The NSA's worst nightmare : the 21st century's samizdat : paper ! : thumb drives, home printers & A6 pocket-concealable books

My A6 downloadable home-printable books (tracts ? booklets ?) are a deliberate 21st century continuation of the famous Little Blue Books , a multi-million selling series American books of social and cultural subversion that were insanely popular from the 1920s to the start of WWII.

They cost a nickel - about two dollars in today's terms - and were extremely pocketable and concealable at 3.5 x 5.5 inches , with 64 pages centre-stapled with a soft cover.

Usually they had about 15,000 tightly edited words - a good solid read.

Being small and thin helped make them very concealable in pant or shirt pocket but I feel the fact that they were centre-stapled was key to them feeling comfortable in your pants pocket - they bend easily around the curve of your thigh.

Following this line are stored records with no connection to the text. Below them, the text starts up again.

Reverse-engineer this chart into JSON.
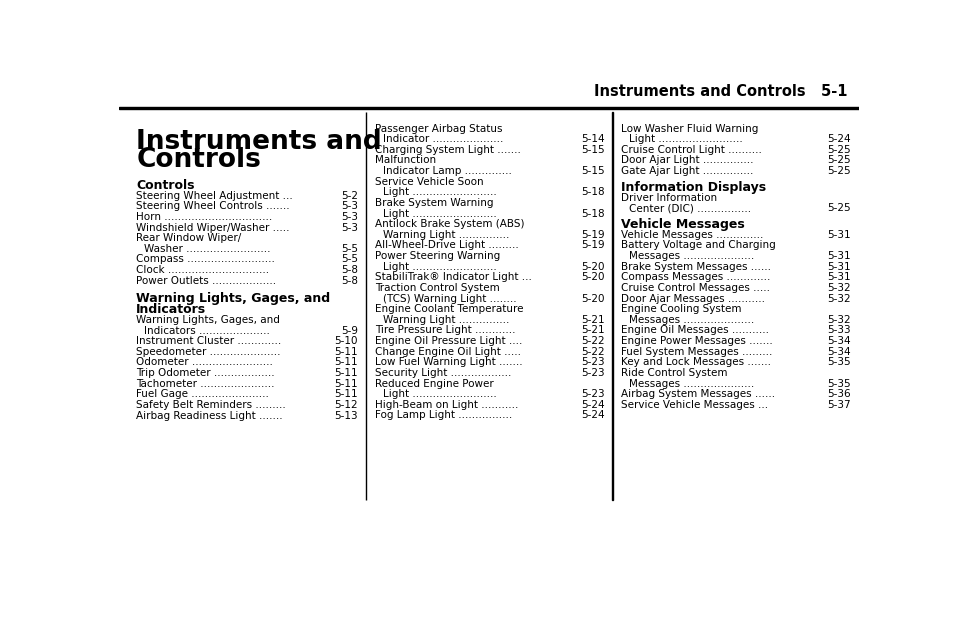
{
  "bg_color": "#ffffff",
  "text_color": "#000000",
  "header_line": "Instruments and Controls   5-1",
  "title_line1": "Instruments and",
  "title_line2": "Controls",
  "col1_section1_header": "Controls",
  "col1_section1": [
    [
      "Steering Wheel Adjustment ... ",
      "5-2"
    ],
    [
      "Steering Wheel Controls ....... ",
      "5-3"
    ],
    [
      "Horn ................................ ",
      "5-3"
    ],
    [
      "Windshield Wiper/Washer ..... ",
      "5-3"
    ],
    [
      "Rear Window Wiper/",
      ""
    ],
    [
      "  Washer ......................... ",
      "5-5"
    ],
    [
      "Compass .......................... ",
      "5-5"
    ],
    [
      "Clock .............................. ",
      "5-8"
    ],
    [
      "Power Outlets ................... ",
      "5-8"
    ]
  ],
  "col1_section2_header": "Warning Lights, Gages, and\nIndicators",
  "col1_section2": [
    [
      "Warning Lights, Gages, and",
      ""
    ],
    [
      "  Indicators ..................... ",
      "5-9"
    ],
    [
      "Instrument Cluster ............. ",
      "5-10"
    ],
    [
      "Speedometer ..................... ",
      "5-11"
    ],
    [
      "Odometer ........................ ",
      "5-11"
    ],
    [
      "Trip Odometer .................. ",
      "5-11"
    ],
    [
      "Tachometer ...................... ",
      "5-11"
    ],
    [
      "Fuel Gage ....................... ",
      "5-11"
    ],
    [
      "Safety Belt Reminders ......... ",
      "5-12"
    ],
    [
      "Airbag Readiness Light ....... ",
      "5-13"
    ]
  ],
  "col2_items": [
    [
      "Passenger Airbag Status",
      ""
    ],
    [
      "  Indicator ..................... ",
      "5-14"
    ],
    [
      "Charging System Light ....... ",
      "5-15"
    ],
    [
      "Malfunction",
      ""
    ],
    [
      "  Indicator Lamp .............. ",
      "5-15"
    ],
    [
      "Service Vehicle Soon",
      ""
    ],
    [
      "  Light ......................... ",
      "5-18"
    ],
    [
      "Brake System Warning",
      ""
    ],
    [
      "  Light ......................... ",
      "5-18"
    ],
    [
      "Antilock Brake System (ABS)",
      ""
    ],
    [
      "  Warning Light ............... ",
      "5-19"
    ],
    [
      "All-Wheel-Drive Light ......... ",
      "5-19"
    ],
    [
      "Power Steering Warning",
      ""
    ],
    [
      "  Light ......................... ",
      "5-20"
    ],
    [
      "StabiliTrak® Indicator Light ... ",
      "5-20"
    ],
    [
      "Traction Control System",
      ""
    ],
    [
      "  (TCS) Warning Light ........ ",
      "5-20"
    ],
    [
      "Engine Coolant Temperature",
      ""
    ],
    [
      "  Warning Light ............... ",
      "5-21"
    ],
    [
      "Tire Pressure Light ............ ",
      "5-21"
    ],
    [
      "Engine Oil Pressure Light .... ",
      "5-22"
    ],
    [
      "Change Engine Oil Light ..... ",
      "5-22"
    ],
    [
      "Low Fuel Warning Light ....... ",
      "5-23"
    ],
    [
      "Security Light .................. ",
      "5-23"
    ],
    [
      "Reduced Engine Power",
      ""
    ],
    [
      "  Light ......................... ",
      "5-23"
    ],
    [
      "High-Beam on Light ........... ",
      "5-24"
    ],
    [
      "Fog Lamp Light ................ ",
      "5-24"
    ]
  ],
  "col3_section0": [
    [
      "Low Washer Fluid Warning",
      ""
    ],
    [
      "  Light ......................... ",
      "5-24"
    ],
    [
      "Cruise Control Light .......... ",
      "5-25"
    ],
    [
      "Door Ajar Light ............... ",
      "5-25"
    ],
    [
      "Gate Ajar Light ............... ",
      "5-25"
    ]
  ],
  "col3_section1_header": "Information Displays",
  "col3_section1": [
    [
      "Driver Information",
      ""
    ],
    [
      "  Center (DIC) ................ ",
      "5-25"
    ]
  ],
  "col3_section2_header": "Vehicle Messages",
  "col3_section2": [
    [
      "Vehicle Messages .............. ",
      "5-31"
    ],
    [
      "Battery Voltage and Charging",
      ""
    ],
    [
      "  Messages ..................... ",
      "5-31"
    ],
    [
      "Brake System Messages ...... ",
      "5-31"
    ],
    [
      "Compass Messages ............. ",
      "5-31"
    ],
    [
      "Cruise Control Messages ..... ",
      "5-32"
    ],
    [
      "Door Ajar Messages ........... ",
      "5-32"
    ],
    [
      "Engine Cooling System",
      ""
    ],
    [
      "  Messages ..................... ",
      "5-32"
    ],
    [
      "Engine Oil Messages ........... ",
      "5-33"
    ],
    [
      "Engine Power Messages ....... ",
      "5-34"
    ],
    [
      "Fuel System Messages ......... ",
      "5-34"
    ],
    [
      "Key and Lock Messages ....... ",
      "5-35"
    ],
    [
      "Ride Control System",
      ""
    ],
    [
      "  Messages ..................... ",
      "5-35"
    ],
    [
      "Airbag System Messages ...... ",
      "5-36"
    ],
    [
      "Service Vehicle Messages ... ",
      "5-37"
    ]
  ]
}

Concealable was crucial to their success - you could read them anywhere and put them away instantly before your boss or teacher found you reading about birth control or socialism.

I always liked their size because they were a solid amount of text in a small handful.

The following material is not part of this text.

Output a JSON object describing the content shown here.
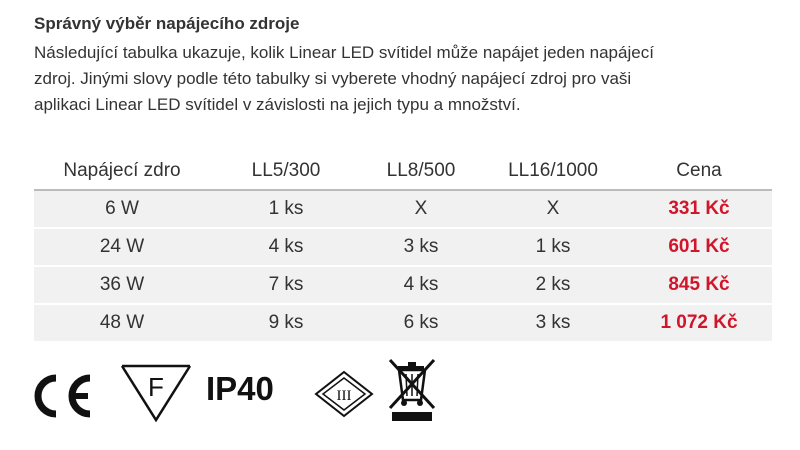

Easy to read , even in bad light, yet light on the hand ( their small page size allowed a tiny sized font to remain readable) --- and they make a combination of text and spot art very attractive.

But I hadn't considered them as a subversive weapon against the NSA-ing of our electronically linked world until recently.

The NSA , along with its kissing kin in countries like Canada and the UK around the world , spies on all our electronic communications all the time.

They spy on all our personal information in big electronic databases held by government or business as well.

But if an individual writes up a book on their own home computer that is not plugged into the internet , they can impose and save it as a PDF on a thumb drive and sneaker-net it to friends.

Those friends, in turn , can save the file and print out more A6 books which they can transport about to their friends in their pockets.

An A6 isn't the easiest printable book possible - it requires one additional step from the more conventional A5 (8.5 x 5.5) book.

The 8.5 x 11 (A4) printed page is printed, folded down the middle, cut along the fold and then all the pages in the upper half are folded into the lower half.

Staples ? I don't - usually - bother (staples are picked up by airport metal detectors !) and ditto with a separate thicker cover (only makes it a more awkward fit in a pants pocket.)

Now A6 isn't a common size in North America -- although the entire rest of the world uses it alone.

But I'd like to join the rest of the world - and the A6 size is also thinner and longer than its North American equivalent - better for a pants pocket.

Now it is true that the A6 is about the same size as the newer bigger smart phones - and reading e-books on them is a excellent electronic equivalent of The Little Blue Book.

All would be wonderful but for the fact that the powerful and the rich are determined to regain control of the free-wheeling internet.

So my downloadable home-printable books are a Plan B backup in case the NSA does take over our world formally instead of just informally.